As for that ending that's a quite a sight? It's a moment where the kilt-wearing Elmo drops his kilt on a golf course and we watch Samuel L. Jackson's ass walk off into the sunset. (Give or take a sunset.)


I did not think a television series inspired by the Lethal Weapon films would work at all. With the pairing of Danny Glover and Mel Gibson, those films had caught lightning in a bottle, and while maybe Damon Wayans would be a suitable replacement for Glover in the role of family man Roger Murtaugh (and Wayans had been in The Last Boy Scout, which was written by Lethal Weapon's Shane Black, so there was a nice connection there), there's no way anyone could ever live up to Gibson's performance as the off-kilter Martin Riggs.

The previews I saw of the Fox show didn't make me feel any more positive about it. It looked awful to me, I thought for sure this was going to be one of those movie-based shows that would come and go very quickly. While it all seemed cheesy, I was especially put off by the casting of Clayne Crawford as Riggs. Riggs is now a southerner with a mustache and a questionable haircut? (Even more questionable than the mullet he had in the movies.) No, I couldn't go along with that.

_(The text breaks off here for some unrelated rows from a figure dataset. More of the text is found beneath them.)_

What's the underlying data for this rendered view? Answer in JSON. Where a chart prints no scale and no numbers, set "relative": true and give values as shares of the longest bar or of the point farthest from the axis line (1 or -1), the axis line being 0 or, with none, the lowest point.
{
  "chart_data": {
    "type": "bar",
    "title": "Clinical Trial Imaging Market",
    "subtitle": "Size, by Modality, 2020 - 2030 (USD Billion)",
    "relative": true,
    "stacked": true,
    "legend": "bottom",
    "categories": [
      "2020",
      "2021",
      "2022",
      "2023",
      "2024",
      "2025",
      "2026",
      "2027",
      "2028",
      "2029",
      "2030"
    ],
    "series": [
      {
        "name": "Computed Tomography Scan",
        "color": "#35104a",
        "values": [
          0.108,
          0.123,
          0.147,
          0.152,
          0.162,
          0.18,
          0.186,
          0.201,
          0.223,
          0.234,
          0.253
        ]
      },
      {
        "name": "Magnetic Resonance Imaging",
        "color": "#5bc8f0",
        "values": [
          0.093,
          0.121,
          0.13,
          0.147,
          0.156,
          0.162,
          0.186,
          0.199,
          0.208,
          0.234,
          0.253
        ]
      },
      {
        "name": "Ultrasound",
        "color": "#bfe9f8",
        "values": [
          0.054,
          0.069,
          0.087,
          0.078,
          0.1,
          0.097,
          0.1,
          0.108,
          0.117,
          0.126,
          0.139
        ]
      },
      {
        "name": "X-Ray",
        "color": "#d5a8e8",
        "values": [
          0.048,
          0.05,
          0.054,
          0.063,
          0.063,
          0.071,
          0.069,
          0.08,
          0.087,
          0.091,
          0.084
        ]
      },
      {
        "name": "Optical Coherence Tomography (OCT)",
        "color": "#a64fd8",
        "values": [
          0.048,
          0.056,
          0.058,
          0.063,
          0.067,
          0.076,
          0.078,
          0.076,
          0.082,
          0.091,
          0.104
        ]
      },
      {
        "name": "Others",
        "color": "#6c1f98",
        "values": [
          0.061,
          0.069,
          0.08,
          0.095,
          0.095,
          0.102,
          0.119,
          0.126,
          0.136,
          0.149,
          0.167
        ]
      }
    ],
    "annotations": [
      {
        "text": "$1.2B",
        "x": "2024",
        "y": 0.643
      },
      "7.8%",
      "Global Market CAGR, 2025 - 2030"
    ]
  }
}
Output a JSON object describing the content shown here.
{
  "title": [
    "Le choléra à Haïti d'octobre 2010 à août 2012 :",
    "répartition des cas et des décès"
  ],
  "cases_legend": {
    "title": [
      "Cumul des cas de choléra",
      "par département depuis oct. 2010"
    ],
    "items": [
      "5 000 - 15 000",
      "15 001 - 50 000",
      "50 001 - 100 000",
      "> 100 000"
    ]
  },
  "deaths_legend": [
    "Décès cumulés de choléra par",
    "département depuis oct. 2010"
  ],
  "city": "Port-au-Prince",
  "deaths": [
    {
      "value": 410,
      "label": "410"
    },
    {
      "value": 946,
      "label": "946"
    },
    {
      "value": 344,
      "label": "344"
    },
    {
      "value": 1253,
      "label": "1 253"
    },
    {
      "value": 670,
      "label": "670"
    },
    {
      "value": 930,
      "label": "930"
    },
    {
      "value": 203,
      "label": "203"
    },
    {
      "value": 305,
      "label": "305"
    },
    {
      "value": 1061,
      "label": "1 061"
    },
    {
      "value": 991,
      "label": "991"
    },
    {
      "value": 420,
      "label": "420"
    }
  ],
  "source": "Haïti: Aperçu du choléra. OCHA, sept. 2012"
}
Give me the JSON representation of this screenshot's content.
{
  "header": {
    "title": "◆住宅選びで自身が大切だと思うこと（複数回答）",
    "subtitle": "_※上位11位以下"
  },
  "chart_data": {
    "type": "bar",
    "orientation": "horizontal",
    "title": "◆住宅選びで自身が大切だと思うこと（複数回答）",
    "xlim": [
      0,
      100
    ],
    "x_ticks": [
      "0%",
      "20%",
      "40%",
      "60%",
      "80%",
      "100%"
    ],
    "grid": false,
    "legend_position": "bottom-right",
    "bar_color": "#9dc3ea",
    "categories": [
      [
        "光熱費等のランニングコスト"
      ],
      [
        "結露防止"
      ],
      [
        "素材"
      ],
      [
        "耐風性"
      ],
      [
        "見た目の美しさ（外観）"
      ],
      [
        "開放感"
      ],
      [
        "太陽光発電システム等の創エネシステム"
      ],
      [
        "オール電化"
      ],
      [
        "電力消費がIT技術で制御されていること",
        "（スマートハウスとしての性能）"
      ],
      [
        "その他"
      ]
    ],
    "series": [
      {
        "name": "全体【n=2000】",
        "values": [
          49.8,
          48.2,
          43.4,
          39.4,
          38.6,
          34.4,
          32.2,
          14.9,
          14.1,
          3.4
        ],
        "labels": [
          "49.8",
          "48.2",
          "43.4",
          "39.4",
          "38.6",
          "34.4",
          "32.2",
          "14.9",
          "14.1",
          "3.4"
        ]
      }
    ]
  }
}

But then a strange thing happened. The show started airing, and I kept hearing people say good things about it. Even my mom was watching and enjoying it. I had to give it a chance... and to my surprise, it actually is a decent show.

Sure, it does use the set-up and characters of Lethal Weapon as the foundation of what is really your standard police procedural show, the sort of thing that's a dime a dozen. But it's fun to watch, and episodes move along at a good clip. Elements from the films are worked in here and there (like Thomas Lennon as Leo Getz, a character played by Joe Pesci in the film sequels), and the show is reasonably faithful to the idea of who the characters were. Wayans capably carries on the essence of Roger Murtaugh, as I figured he would - and Crawford grew on me as Riggs. He's definitely not Gibson's Riggs, and the mental anguish the character deals with is sanitized for network TV, but this different version of Martin Riggs is a likeable guy.

Wayans and Crawford have a good supporting cast to work with, standouts being Keesha Sharp as Murtaugh's wife Trish and Jordana Brewster as LAPD psychiatrist Maureen Cahill, a variation on a character Mary Ellen Trainor played in the films.

I'll admit, I was wrong about this show. Lethal Weapon does work as a series. It's not the movies, but it's entertaining for what it is.